The first time I moved out of home, I was twenty three. I had successfully graduated with honors from college. Mama was proud, I think she was more proud of the fact that she could walk around with a picture of me in my graduation gown in her purse and if anyone cared to ask, she would swiftly take it out and say “you see my daughter, she is a graduate, and she graduated with honors!”
I first worked as an attendant at a mobile money transfer shop. I did not last at the job. I do not have the patience to sit in a small cubicle surrounded by walls painted in bright green colors or any other color for that matter. By the third week, no amount of money could make me stay any longer. The tiny space made feel like I was suffocating, my back ached from sitting hours on end on a wooden stool. When I told mama I was quitting my job she let out a small sigh “it is ok! You will find something better soon” she said.
Not long after, one of my many job application letters came through. I was invited for an interview at a law firm in Nairobi. “The city! You are going to the big city!” Mama exclaimed. She was more excited than me. That is until she came across an article on why Nairobi was a city in the sun. According to the article she had stumbled upon, things happened in Nairobi. Bad things. The people of Nairobi spent their days eating nyama choma and their nights drinking Tusker. “If there was a Sodom and Gomorrah in Africa, that city is it!” Mama whispered to her friends.
Despite her reservations, mama did not object to my plans to travel to Nairobi. The night before my journey to the city, she came to my room, at the time I lived in a single room house, she sat on the edge of the bed. There she was helping me fold one clothe after another while taking one heavy breath and a tiny sigh every minute or two. Her wrinkles were more visible, I could see little strands of shiny grey hair on her head.

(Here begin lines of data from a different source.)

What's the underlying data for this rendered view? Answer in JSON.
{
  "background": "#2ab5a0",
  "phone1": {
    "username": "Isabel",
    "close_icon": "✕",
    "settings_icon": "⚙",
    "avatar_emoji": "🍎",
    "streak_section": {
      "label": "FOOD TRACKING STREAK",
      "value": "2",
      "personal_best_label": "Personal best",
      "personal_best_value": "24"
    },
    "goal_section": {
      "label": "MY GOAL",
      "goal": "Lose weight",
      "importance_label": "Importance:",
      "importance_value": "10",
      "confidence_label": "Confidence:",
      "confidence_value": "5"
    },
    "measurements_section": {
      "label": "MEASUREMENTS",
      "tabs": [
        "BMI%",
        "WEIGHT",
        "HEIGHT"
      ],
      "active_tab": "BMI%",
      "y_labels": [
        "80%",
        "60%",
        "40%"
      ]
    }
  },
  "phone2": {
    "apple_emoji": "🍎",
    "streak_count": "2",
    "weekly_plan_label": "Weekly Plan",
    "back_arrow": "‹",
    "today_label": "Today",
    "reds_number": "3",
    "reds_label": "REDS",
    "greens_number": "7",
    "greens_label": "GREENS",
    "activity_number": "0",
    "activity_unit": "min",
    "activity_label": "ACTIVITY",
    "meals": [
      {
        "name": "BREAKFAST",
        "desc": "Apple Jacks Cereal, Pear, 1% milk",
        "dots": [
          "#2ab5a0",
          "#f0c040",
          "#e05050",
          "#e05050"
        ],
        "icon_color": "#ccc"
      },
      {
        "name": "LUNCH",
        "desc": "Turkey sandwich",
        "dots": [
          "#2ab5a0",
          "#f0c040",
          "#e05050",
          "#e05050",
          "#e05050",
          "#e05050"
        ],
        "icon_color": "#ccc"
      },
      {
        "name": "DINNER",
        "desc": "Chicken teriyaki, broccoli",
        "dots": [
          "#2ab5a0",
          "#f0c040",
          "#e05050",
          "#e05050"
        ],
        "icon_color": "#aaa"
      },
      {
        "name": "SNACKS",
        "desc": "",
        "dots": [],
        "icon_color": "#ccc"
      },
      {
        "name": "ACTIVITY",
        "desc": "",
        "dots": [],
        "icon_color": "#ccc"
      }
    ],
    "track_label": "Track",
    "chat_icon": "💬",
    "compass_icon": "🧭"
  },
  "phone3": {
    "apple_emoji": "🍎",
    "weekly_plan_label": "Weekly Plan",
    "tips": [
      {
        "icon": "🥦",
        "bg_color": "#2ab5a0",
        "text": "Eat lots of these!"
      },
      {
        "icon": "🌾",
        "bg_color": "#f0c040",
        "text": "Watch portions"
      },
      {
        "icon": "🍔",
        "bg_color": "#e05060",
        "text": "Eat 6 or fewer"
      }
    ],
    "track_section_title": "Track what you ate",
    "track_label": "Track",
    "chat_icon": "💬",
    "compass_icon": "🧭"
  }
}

Like a mama bird watching her chick get ready for her first flight, mama anxiously watched me like an eagle mama would. The ache she bore in her heart echoed on her face. Her little hummingbird was about to fly out of the nest for good. She knew it, I knew it. We sat there in silence too scared to admit the day we both dreaded had come to pass.
It’s been a year since mama watched me pack my bags. She now knows there is more to Nairobi than nyama choma and Tusker. The rhythm of the African drums sets the pace for Nairobi. It is a place for no job seeker but a place job seekers want to be. It is where a no can be turned into a yes if you say the right thing at the right moment. When I got here, I was twenty three years of age. A graduate, a graduate with honors, not that it makes a difference.

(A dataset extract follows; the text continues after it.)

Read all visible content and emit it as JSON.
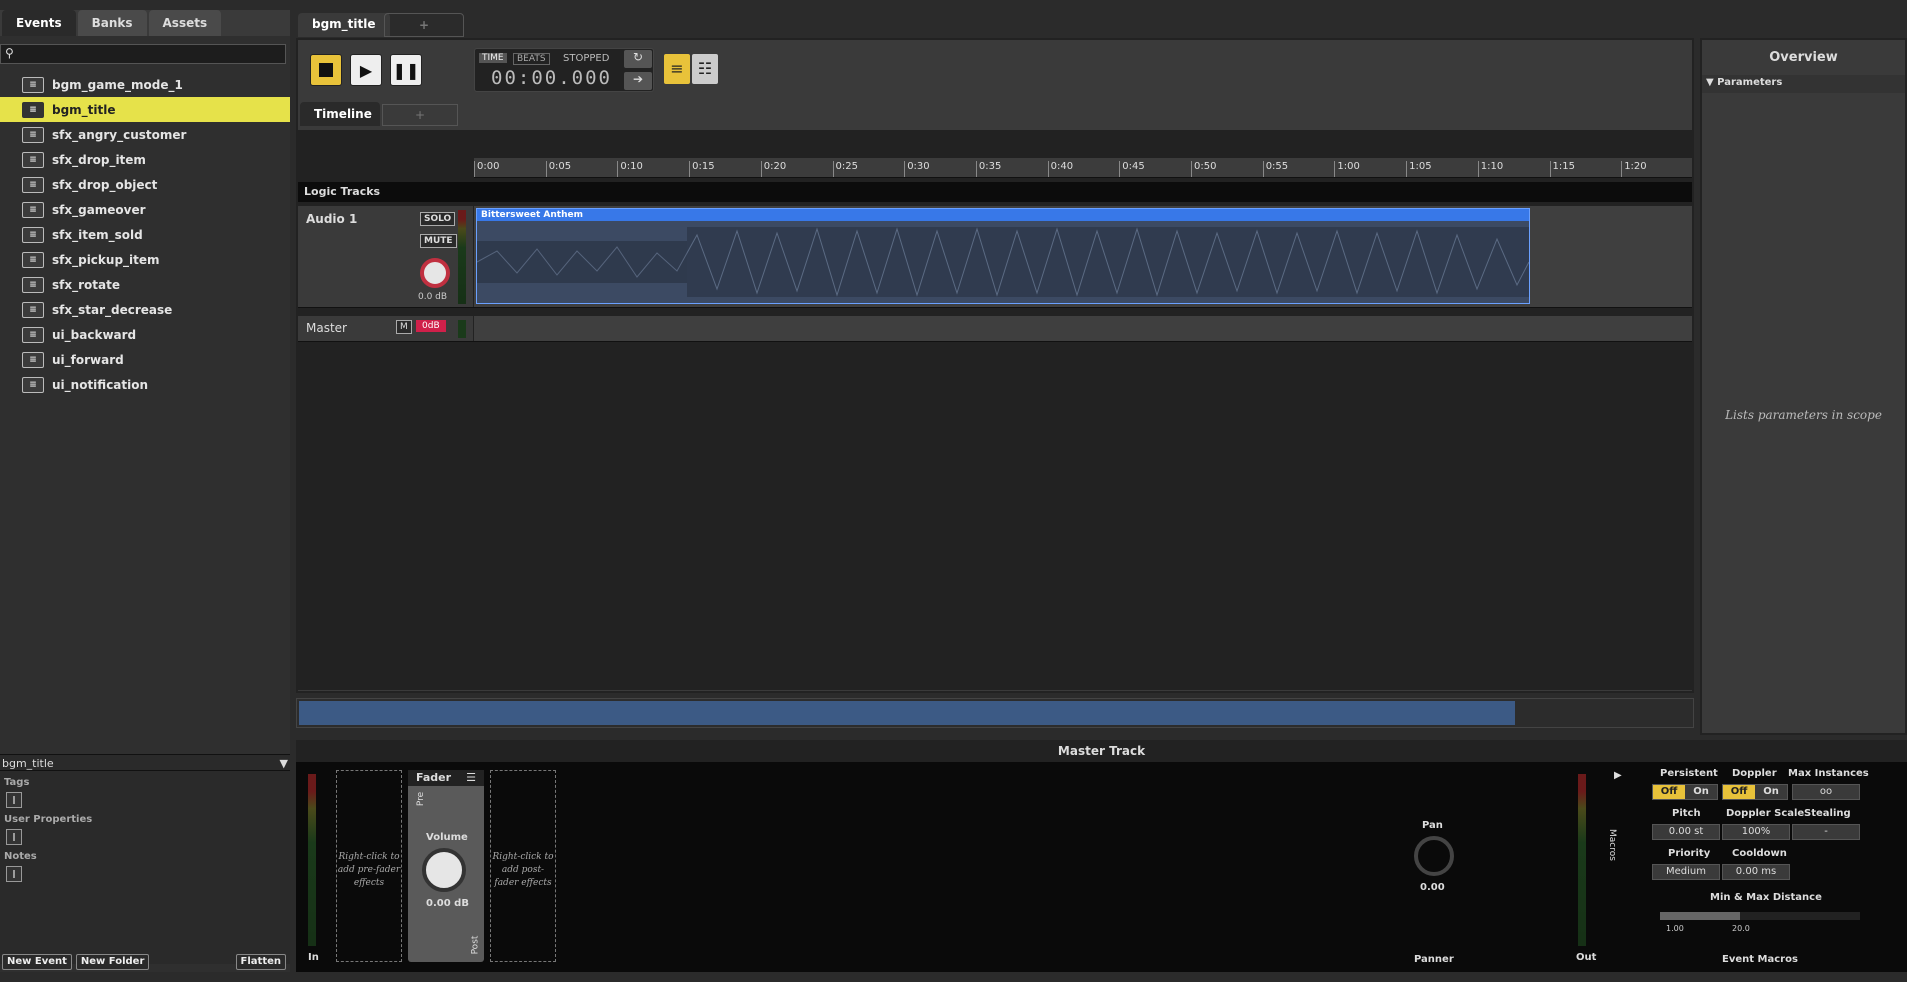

In my first job interview, I made it to the last three only to be rejected, they needed two individuals and I did not make the cut. As I read the last sentence of my very first regret letter, I knew my life as a hustler had begun. There after, I knocked on doors that needed to be knocked, I emailed those who needed to be emailed, and I searched for opportunities. It was more of a hunting expedition. I hunted for opportunities!
Months came and went and I became exhausted. I felt like I had done my best. I had volunteered and interned. I had spent my money, my strength and my time. I had done what needed to be done and it was not enough. One evening in June, I called home, “Mama, I have failed!” I told her about the rejection letters, the regret letters, the emails asking if I could work for free “we will offer you a platform where you will be exposed and be able to network” they said. I was tired of it all. Mama listened, I could tell when she was nodding and when she was carving unhappy looks with her lips. Mama has this way of smiling upside down when she is not pleased, her lips have a way of communicating unhappiness.

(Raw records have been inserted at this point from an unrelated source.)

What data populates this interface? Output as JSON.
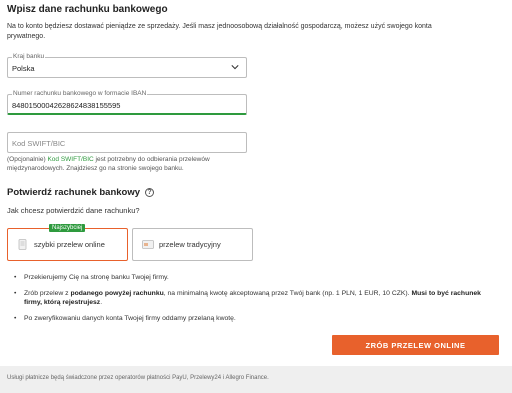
{
  "heading": "Wpisz dane rachunku bankowego",
  "intro": "Na to konto będziesz dostawać pieniądze ze sprzedaży. Jeśli masz jednoosobową działalność gospodarczą, możesz użyć swojego konta prywatnego.",
  "country": {
    "label": "Kraj banku",
    "value": "Polska"
  },
  "iban": {
    "label": "Numer rachunku bankowego w formacie IBAN",
    "value": "84801500042628624838155595"
  },
  "swift": {
    "placeholder": "Kod SWIFT/BIC"
  },
  "swift_help": {
    "prefix": "(Opcjonalnie) ",
    "link": "Kod SWIFT/BIC",
    "rest": " jest potrzebny do odbierania przelewów międzynarodowych. Znajdziesz go na stronie swojego banku."
  },
  "confirm": {
    "heading": "Potwierdź rachunek bankowy",
    "help_icon": "?",
    "question": "Jak chcesz potwierdzić dane rachunku?",
    "badge": "Najszybciej",
    "options": [
      {
        "label": "szybki przelew online",
        "selected": true
      },
      {
        "label": "przelew tradycyjny",
        "selected": false
      }
    ]
  },
  "bullets": {
    "b1": "Przekierujemy Cię na stronę banku Twojej firmy.",
    "b2_a": "Zrób przelew z ",
    "b2_b": "podanego powyżej rachunku",
    "b2_c": ", na minimalną kwotę akceptowaną przez Twój bank (np. 1 PLN, 1 EUR, 10 CZK). ",
    "b2_d": "Musi to być rachunek firmy, którą rejestrujesz",
    "b2_e": ".",
    "b3": "Po zweryfikowaniu danych konta Twojej firmy oddamy przelaną kwotę."
  },
  "cta": "ZRÓB PRZELEW ONLINE",
  "footer": "Usługi płatnicze będą świadczone przez operatorów płatności PayU, Przelewy24 i Allegro Finance.",
  "colors": {
    "accent": "#e8612c",
    "green": "#2e9a3e"
  }
}
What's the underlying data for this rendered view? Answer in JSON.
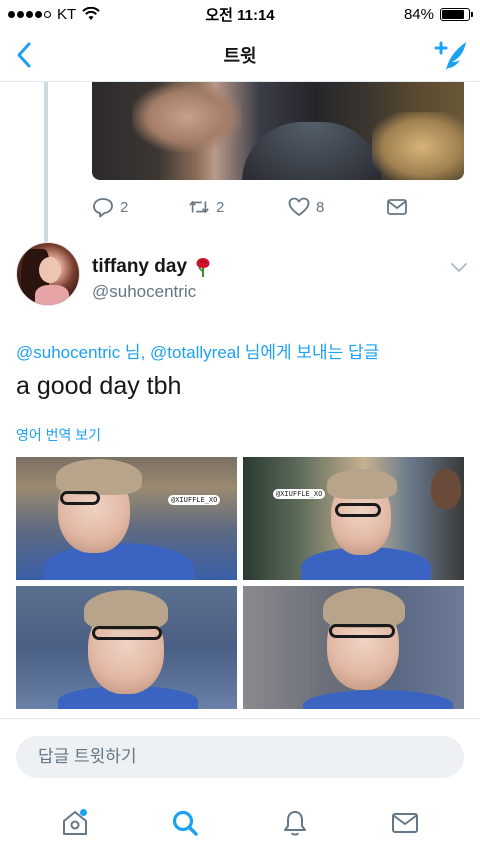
{
  "status_bar": {
    "carrier": "KT",
    "time": "오전 11:14",
    "battery": "84%",
    "battery_level": 0.84
  },
  "nav": {
    "title": "트윗",
    "back_icon": "chevron-left-icon",
    "compose_icon": "compose-tweet-icon"
  },
  "previous_tweet": {
    "reply_count": "2",
    "retweet_count": "2",
    "like_count": "8"
  },
  "tweet": {
    "display_name": "tiffany day",
    "emoji_icon": "rose-icon",
    "username": "@suhocentric",
    "reply_to": {
      "mention_1": "@suhocentric",
      "suffix_1": " 님, ",
      "mention_2": "@totallyreal",
      "suffix_2": " 님에게 보내는 답글"
    },
    "text": "a good day tbh",
    "translate_label": "영어 번역 보기",
    "media": [
      {
        "watermark": "@XIUFFLE_XO"
      },
      {
        "watermark": "@XIUFFLE_XO"
      },
      {
        "watermark": ""
      },
      {
        "watermark": ""
      }
    ]
  },
  "reply": {
    "placeholder": "답글 트윗하기"
  },
  "tabs": [
    {
      "icon": "home-icon",
      "active": false,
      "has_dot": true
    },
    {
      "icon": "search-icon",
      "active": true,
      "has_dot": false
    },
    {
      "icon": "notifications-icon",
      "active": false,
      "has_dot": false
    },
    {
      "icon": "messages-icon",
      "active": false,
      "has_dot": false
    }
  ],
  "colors": {
    "accent": "#1da1f2",
    "secondary_text": "#657786",
    "primary_text": "#14171a",
    "divider": "#e1e8ed"
  }
}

“Maybe you are on the wrong path!” Mama interjected. She went on to say that we fail to have doors opened for us because we are knocking on the wrong doors; we fail to reach our destination because we are on the wrong road. “Toto! Think about it. Maybe you have been searching in the wrong place. Remember the three weeks in a cubicle? Remember how stressful that was? We are all made differently and you need to find what works for you. The reason you have failed is because the universe wants you to think about it! Maybe you need to try a different path to find success!”
Mothers are always right! Mama changed my life that evening in June. After the phone call, I reflected on Nairobi “What does this city want which I can offer?” The people of the city, answered the city’s call. They spent hours in traffic, hours in offices and hours with their friends keeping up with the demand for social engagements. They love healthy African dishes and would hate to spend hours boiling beans or scouting for healthy fresh traditional vegetables. I on the other hand, I was a village girl, I could tell the difference between fresh vegetables and vegetables grown in a sea of farm chemicals; I had a gift for cooking, well, that’s what mama and her friends said. At that moment I came up with a business idea and I was excited about it.
It’s been four years since I called mama to tell her how much of a failure i was, four years since I hit rock bottom. It’s been four years since I failed in every job interview I had taken. Four years since I was known as a graduate, a graduate with honors.